Another open question concerns the existence of solutions for LC games that are cost monotonic (i.e., such that if some connection costs go down, then no edges will pay more) and, in addition, that can be extended to a population monotonic allocation scheme (pmas) [17] (roughly speaking, an allocation method is pmas extendible if it assigns an allocation vector to every coalition in a monotonic way and such that the cost allocated to some edge does not increase if the coalition of edges to which it belongs becomes larger). It would be interesting to analyse whether the core allocations computed according to the procedure used in Theorem 2 satisfy these properties.
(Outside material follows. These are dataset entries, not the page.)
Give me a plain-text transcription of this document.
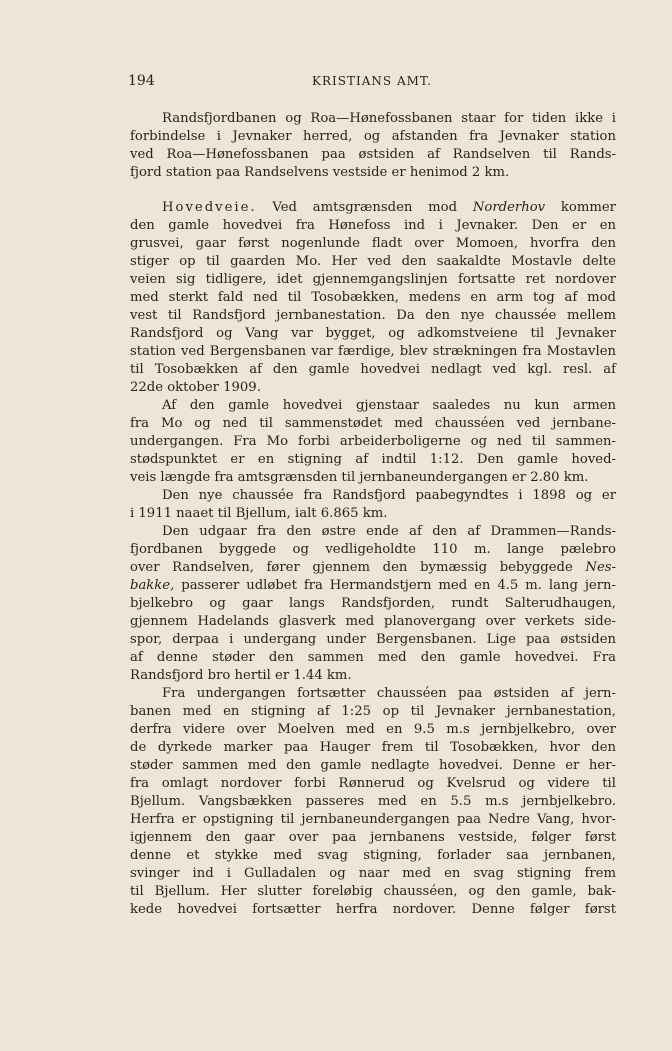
194	KRISTIANS AMT.
Randsfjordbanen og Roa—Hønefossbanen staar for tiden ikke i
forbindelse i Jevnaker herred, og afstanden fra Jevnaker station
ved Roa—Hønefossbanen paa østsiden af Randselven til Rands-
fjord station paa Randselvens vestside er henimod 2 km.
Hovedveie. Ved amtsgrænsden mod Norderhov kommer
den gamle hovedvei fra Hønefoss ind i Jevnaker. Den er en
grusvei, gaar først nogenlunde fladt over Momoen, hvorfra den
stiger op til gaarden Mo. Her ved den saakaldte Mostavle delte
veien sig tidligere, idet gjennemgangslinjen fortsatte ret nordover
med sterkt fald ned til Tosobækken, medens en arm tog af mod
vest til Randsfjord jernbanestation. Da den nye chaussée mellem
Randsfjord og Vang var bygget, og adkomstveiene til Jevnaker
station ved Bergensbanen var færdige, blev strækningen fra Mostavlen
til Tosobækken af den gamle hovedvei nedlagt ved kgl. resl. af
22de oktober 1909.
Af den gamle hovedvei gjenstaar saaledes nu kun armen
fra Mo og ned til sammenstødet med chausséen ved jernbane-
undergangen. Fra Mo forbi arbeiderboligerne og ned til sammen-
stødspunktet er en stigning af indtil 1:12. Den gamle hoved-
veis længde fra amtsgrænsden til jernbaneundergangen er 2.80 km.
Den nye chaussée fra Randsfjord paabegyndtes i 1898 og er
i 1911 naaet til Bjellum, ialt 6.865 km.
Den udgaar fra den østre ende af den af Drammen—Rands-
fjordbanen byggede og vedligeholdte 110 m. lange pælebro
over Randselven, fører gjennem den bymæssig bebyggede Nes-
bakke, passerer udløbet fra Hermandstjern med en 4.5 m. lang jern-
bjelkebro og gaar langs Randsfjorden, rundt Salterudhaugen,
gjennem Hadelands glasverk med planovergang over verkets side-
spor, derpaa i undergang under Bergensbanen. Lige paa østsiden
af denne støder den sammen med den gamle hovedvei. Fra
Randsfjord bro hertil er 1.44 km.
Fra undergangen fortsætter chausséen paa østsiden af jern-
banen med en stigning af 1:25 op til Jevnaker jernbanestation,
derfra videre over Moelven med en 9.5 m.s jernbjelkebro, over
de dyrkede marker paa Hauger frem til Tosobækken, hvor den
støder sammen med den gamle nedlagte hovedvei. Denne er her-
fra omlagt nordover forbi Rønnerud og Kvelsrud og videre til
Bjellum. Vangsbækken passeres med en 5.5 m.s jernbjelkebro.
Herfra er opstigning til jernbaneundergangen paa Nedre Vang, hvor-
igjennem den gaar over paa jernbanens vestside, følger først
denne et stykke med svag stigning, forlader saa jernbanen,
svinger ind i Gulladalen og naar med en svag stigning frem
til Bjellum. Her slutter foreløbig chausséen, og den gamle, bak-
kede hovedvei fortsætter herfra nordover. Denne følger først
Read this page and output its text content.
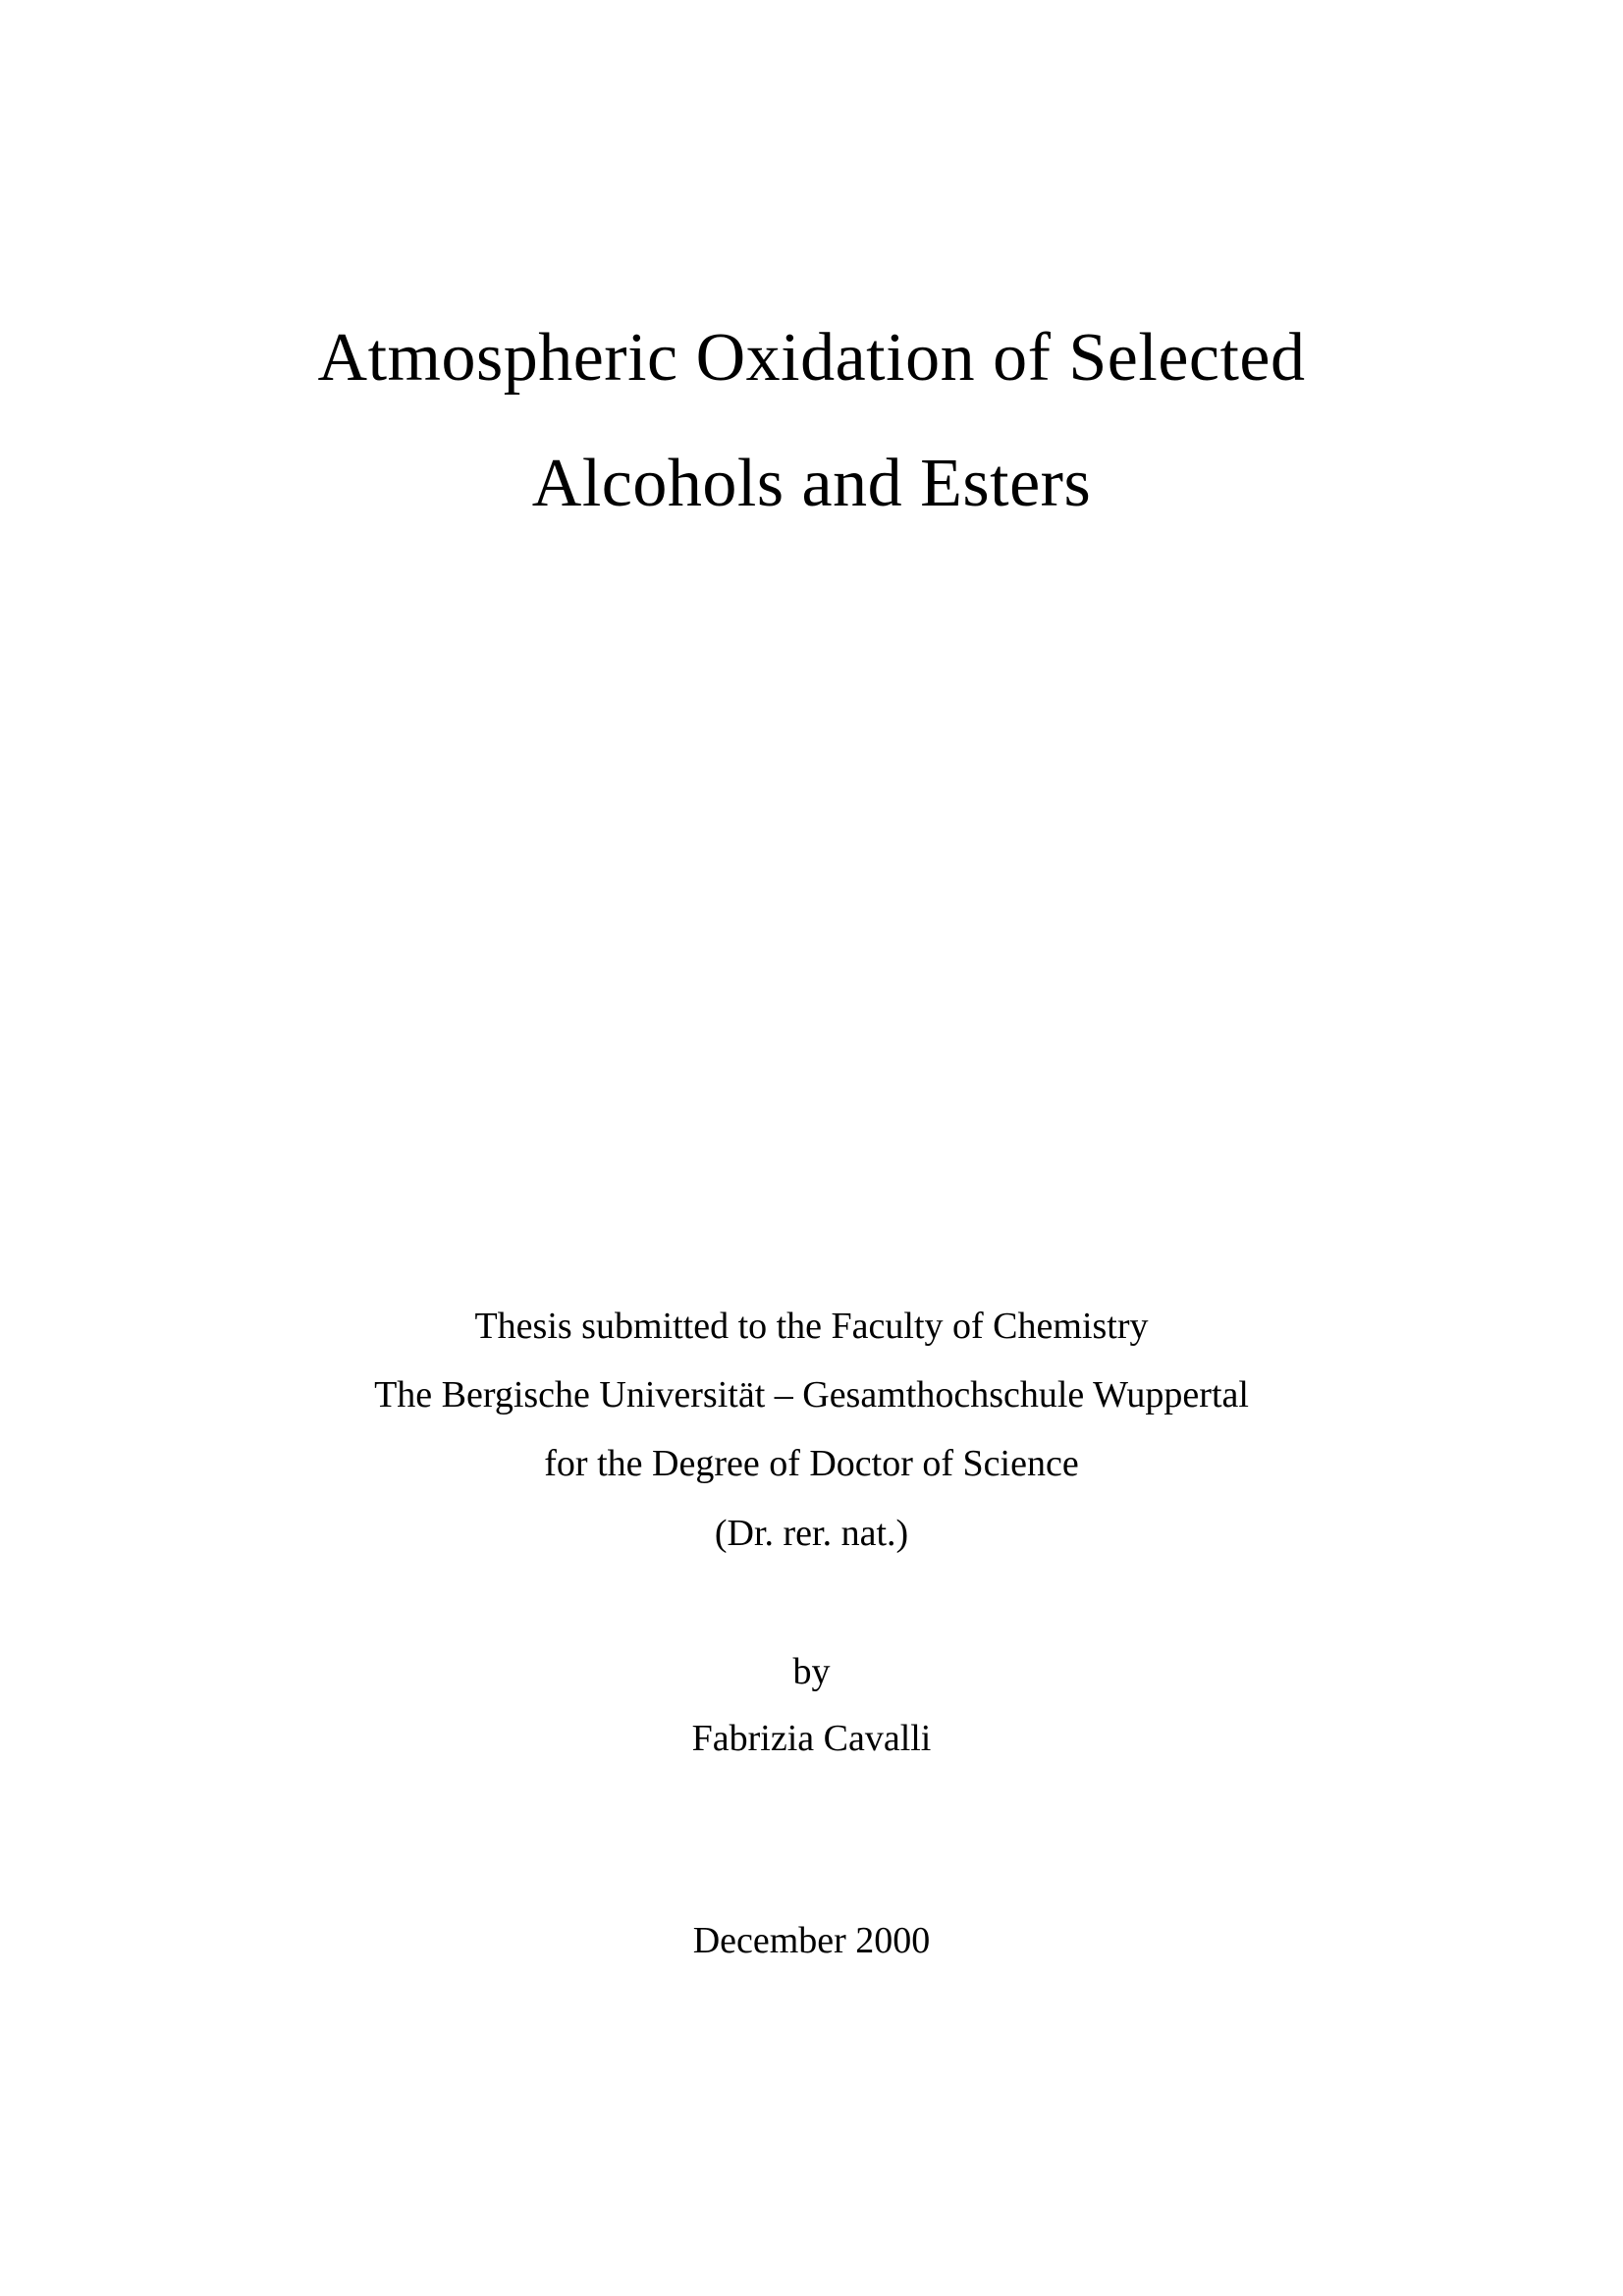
Atmospheric Oxidation of Selected
Alcohols and Esters
Thesis submitted to the Faculty of Chemistry
The Bergische Universität – Gesamthochschule Wuppertal
for the Degree of Doctor of Science
(Dr. rer. nat.)
by
Fabrizia Cavalli
December 2000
Finally, as an alternative framework, one could imagine a version of a (monotonic) LC game where each service provider has the power, alone or in cooperation, to control the implementation of the services over the entire network, and not only those using the connections within a given coalition, like in the current version of the model.